You are viewing a plain text version of this content. The canonical link for it is here.
Posted to user@spark.apache.org by Luis Guerra <lu...@gmail.com> on 2014/09/25 22:17:22 UTC

"Ungroup" data

Hi everyone,

I need some advice about how to make the following: having a RDD of vectors
(each vector being Vector(Int, Int , Int, int)), I need to group the data,
then I need to apply a function to every group comparing each consecutive
item within a group and retaining a variable (that has to be added to the
end of each vector) if a condition from the comparison is true.

I show an example next:

(1, 2, 5, 2)
(1, 3, 4, 4)
(1, 3, 7, 3)
(1, 3, 4, 8)

Data are grouped by the two first fields, then for each group I have to
compare each consecutive fourth field,  the first field is used as initial
value and then,  if the next value is greater than the previous one that
will be the next retained value added to the vector.  So,  the output
should be:

(1, 2 , 5, 2, 2)
(1, 3 ,4, 4, 4)
(1, 3 , 7, 3, 4)
(1, 3, 4, 8, 8)

My attempt is a groupBy and then a map with a loop for inside,  then I have
to build a vector of vectors adding the new field.
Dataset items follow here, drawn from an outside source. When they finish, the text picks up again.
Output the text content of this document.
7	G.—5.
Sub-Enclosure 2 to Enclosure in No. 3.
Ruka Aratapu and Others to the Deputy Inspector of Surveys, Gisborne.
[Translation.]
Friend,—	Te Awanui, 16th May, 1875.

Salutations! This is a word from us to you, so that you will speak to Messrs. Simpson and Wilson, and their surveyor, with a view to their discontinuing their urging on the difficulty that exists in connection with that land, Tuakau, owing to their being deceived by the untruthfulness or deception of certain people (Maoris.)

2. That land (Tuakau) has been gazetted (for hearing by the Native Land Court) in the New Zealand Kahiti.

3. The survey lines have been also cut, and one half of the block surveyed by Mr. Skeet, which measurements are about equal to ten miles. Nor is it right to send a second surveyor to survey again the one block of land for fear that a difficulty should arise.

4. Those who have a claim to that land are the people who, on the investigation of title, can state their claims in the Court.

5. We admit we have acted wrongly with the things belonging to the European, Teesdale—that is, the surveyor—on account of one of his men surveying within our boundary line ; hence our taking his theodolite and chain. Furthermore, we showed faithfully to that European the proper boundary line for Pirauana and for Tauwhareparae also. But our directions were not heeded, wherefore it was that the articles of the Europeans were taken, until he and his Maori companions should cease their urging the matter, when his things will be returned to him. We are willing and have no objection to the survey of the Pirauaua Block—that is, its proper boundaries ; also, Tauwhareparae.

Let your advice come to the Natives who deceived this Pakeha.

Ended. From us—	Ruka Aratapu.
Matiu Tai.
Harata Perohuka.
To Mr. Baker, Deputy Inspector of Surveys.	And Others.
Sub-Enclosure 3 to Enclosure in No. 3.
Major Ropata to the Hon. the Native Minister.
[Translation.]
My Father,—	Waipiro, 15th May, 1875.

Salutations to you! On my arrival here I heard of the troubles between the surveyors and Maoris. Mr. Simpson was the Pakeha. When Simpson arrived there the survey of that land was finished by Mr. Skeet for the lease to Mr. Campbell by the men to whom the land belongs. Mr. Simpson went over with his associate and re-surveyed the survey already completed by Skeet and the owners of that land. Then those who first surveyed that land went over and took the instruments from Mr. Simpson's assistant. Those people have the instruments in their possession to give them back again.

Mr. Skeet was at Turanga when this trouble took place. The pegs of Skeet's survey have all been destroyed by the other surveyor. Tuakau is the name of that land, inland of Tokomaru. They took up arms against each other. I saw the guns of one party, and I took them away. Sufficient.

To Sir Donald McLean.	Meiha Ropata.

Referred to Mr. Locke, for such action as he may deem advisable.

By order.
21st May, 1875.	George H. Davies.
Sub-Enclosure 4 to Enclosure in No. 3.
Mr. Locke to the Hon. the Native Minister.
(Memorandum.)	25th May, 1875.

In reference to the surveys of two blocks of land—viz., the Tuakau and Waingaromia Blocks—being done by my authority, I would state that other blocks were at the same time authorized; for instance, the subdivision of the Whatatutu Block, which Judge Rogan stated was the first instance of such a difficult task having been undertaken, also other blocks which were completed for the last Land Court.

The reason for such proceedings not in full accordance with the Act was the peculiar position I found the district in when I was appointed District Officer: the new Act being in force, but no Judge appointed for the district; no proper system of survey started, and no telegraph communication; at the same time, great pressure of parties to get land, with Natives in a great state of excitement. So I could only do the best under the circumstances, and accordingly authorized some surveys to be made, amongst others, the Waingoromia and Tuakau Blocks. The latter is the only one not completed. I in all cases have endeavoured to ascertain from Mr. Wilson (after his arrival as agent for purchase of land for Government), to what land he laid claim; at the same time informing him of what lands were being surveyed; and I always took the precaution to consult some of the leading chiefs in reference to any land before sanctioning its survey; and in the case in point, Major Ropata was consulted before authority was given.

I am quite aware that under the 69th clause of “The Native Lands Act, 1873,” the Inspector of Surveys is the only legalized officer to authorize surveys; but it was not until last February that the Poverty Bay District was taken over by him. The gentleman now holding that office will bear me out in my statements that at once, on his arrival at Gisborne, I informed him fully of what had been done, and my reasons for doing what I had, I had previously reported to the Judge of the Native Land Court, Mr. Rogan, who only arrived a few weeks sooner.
However,  I am not being
able to get the right output since I cannot add a new field to the vector.
I do not know either what should be the right output from the map to get
the same shape than the original data once it has been grouped.  Besides,
my though is that the loop for is not the best option to iterate through
the elements of each group.  And finally,  maybe this can be done with
other operations like reducebykey or so.

Any clue is very appreciated... Thanks in advance!